И вот, задохнувшись в своей экзальтации, в яростной печали одиночества, она умирает. Ее везут на богато разубранном катафалке с помпонами. Хоронят по первому классу, тут и говорить нечего! И, конечно, священник старается вовсю. Ему вторит фырканье черной лошади, везущей катафалк. Я наблюдал за похоронами издали, из своего окна: ведь мы почти не были знакомы с покойницей. Да нас, впрочем, никто и не приглашал, беднякам не место на похоронах богачей.

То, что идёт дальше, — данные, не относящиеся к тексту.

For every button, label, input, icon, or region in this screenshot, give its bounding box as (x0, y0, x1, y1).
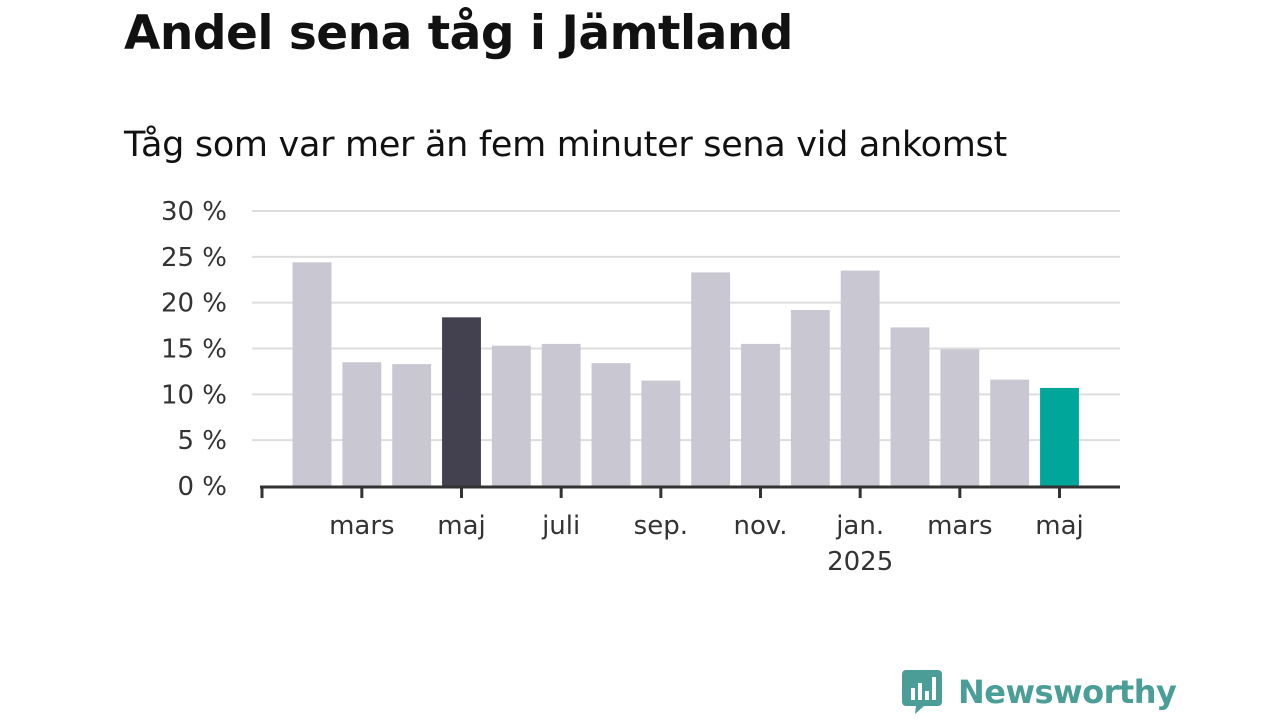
x-tick-label: mars (329, 511, 395, 541)
logo-text: Newsworthy (958, 673, 1177, 711)
bar-2025-02 (890, 327, 930, 486)
grid-lines (252, 210, 1120, 442)
y-tick-label: 20 % (161, 289, 227, 319)
y-tick-label: 5 % (177, 426, 227, 456)
x-tick-label: juli (541, 511, 580, 541)
x-tick-label: sep. (634, 511, 688, 541)
chart-subtitle: Tåg som var mer än fem minuter sena vid … (124, 125, 1007, 165)
chart-title: Andel sena tåg i Jämtland (124, 6, 793, 61)
y-tick-label: 25 % (161, 243, 227, 273)
bar-2025-03 (940, 349, 980, 486)
newsworthy-logo: Newsworthy (902, 670, 1177, 714)
bar-2024-12 (790, 310, 830, 486)
bar-2024-11 (741, 343, 780, 486)
y-tick-label: 15 % (161, 335, 227, 365)
x-axis: mars maj juli sep. nov. jan. 2025 mars maj (260, 485, 1120, 577)
y-tick-label: 10 % (161, 380, 227, 410)
bar-2025-01 (840, 270, 880, 486)
bar-2024-06 (491, 345, 531, 486)
x-tick-label: jan. (835, 511, 884, 541)
bar-2025-04 (990, 379, 1030, 486)
bar-2024-05 (442, 317, 481, 486)
x-tick-label: maj (1035, 511, 1083, 541)
y-tick-label: 30 % (161, 197, 227, 227)
bar-chart-speech-bubble-icon (902, 670, 942, 714)
x-tick-label: mars (927, 511, 993, 541)
x-tick-year-label: 2025 (827, 547, 893, 577)
bar-2024-08 (591, 363, 631, 486)
bar-2024-09 (641, 380, 681, 486)
x-tick-label: nov. (733, 511, 787, 541)
y-axis-ticks: 0 % 5 % 10 % 15 % 20 % 25 % 30 % (161, 197, 227, 502)
bar-2024-07 (541, 343, 581, 486)
bar-2025-05 (1040, 387, 1079, 486)
bar-2024-03 (342, 362, 382, 486)
bars (292, 262, 1079, 486)
bar-2024-04 (392, 364, 432, 486)
bar-2024-02 (292, 262, 332, 486)
y-tick-label: 0 % (177, 472, 227, 502)
x-tick-label: maj (437, 511, 485, 541)
bar-2024-10 (691, 272, 731, 486)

Долгое время ставни дома оставались закрыты. Замерзшие цветы гнили на клумбах, какая-то забытая на веревке тряпка — кажется, трико сумасшедшей старухи — мокла под дождем, весной дорожки сада густо заросли сорняками. Я с грустью наблюдал, как запустение исподволь овладевает домом. Тогда я учился в предпоследнем классе коллежа, и город, да и вообще жизнь рисовались мне в самых мрачных красках. Мой стол украшала гипсовая пепельница в виде черепа, над изголовьем кровати висела «Меланхолия» Дюрера, я зачитывался Лафоргом и Бодлером. И взгляд мой неотрывно обращался к зловещему похоронному реквизиту перед нашим домом: к могильным плитам, разбитым колоннам и рухнувшим крестам, в близости которых мне чудился перст судьбы.
Но вот бледно-голубая весна проснулась, вырвалась из этих мрачных развалин, радостно загалдели на болоте лягушки, буйно зазеленел меж плитами лжекладбища пырей. А потом, в одно прекрасное утро, к «большому дому» подъехал грузовик с контейнером, из которого выгрузили мебель, закутанную в соломенные маты.

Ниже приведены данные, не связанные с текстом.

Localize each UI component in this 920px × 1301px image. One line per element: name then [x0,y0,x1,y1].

В первый раз я чуть было не принял Катрин за собаку. На лужайке перед домом маленький мальчик, хлопая в ладоши, звал кого-то, потом он подбежал к кустам, где в этот момент зашевелились ветки. Я думал, что сейчас из листвы выскочит какой-нибудь истеричный пудель с претенциозной стрижкой, но нет, раздвинулись ветки, оттуда появилась в солнечном ореоле молоденькая девушка. Она взяла на руки смеющегося малыша и закружилась вместе с ним, и ее широкая юбка тоже была подхвачена вихрем, и волосы ее развевались. С такого расстояния, глядя из своего окна, я плохо различал ее черты, но пепельно-белокурые локоны, невиданные в нашей местности, обнаженные ноги и гибкость стана сразу пленили меня. Это было существо из другого мира. Я не сомневался, что она красавица, и с бьющимся сердцем следил за ней до тех пор, пока она не скрылась за деревьями. Она вошла в «большой дом», и дверь за ней затворилась. Был апрель, аромат трав на лугах заглушал все заводские запахи, вечерело. Теперь мне было о чем мечтать.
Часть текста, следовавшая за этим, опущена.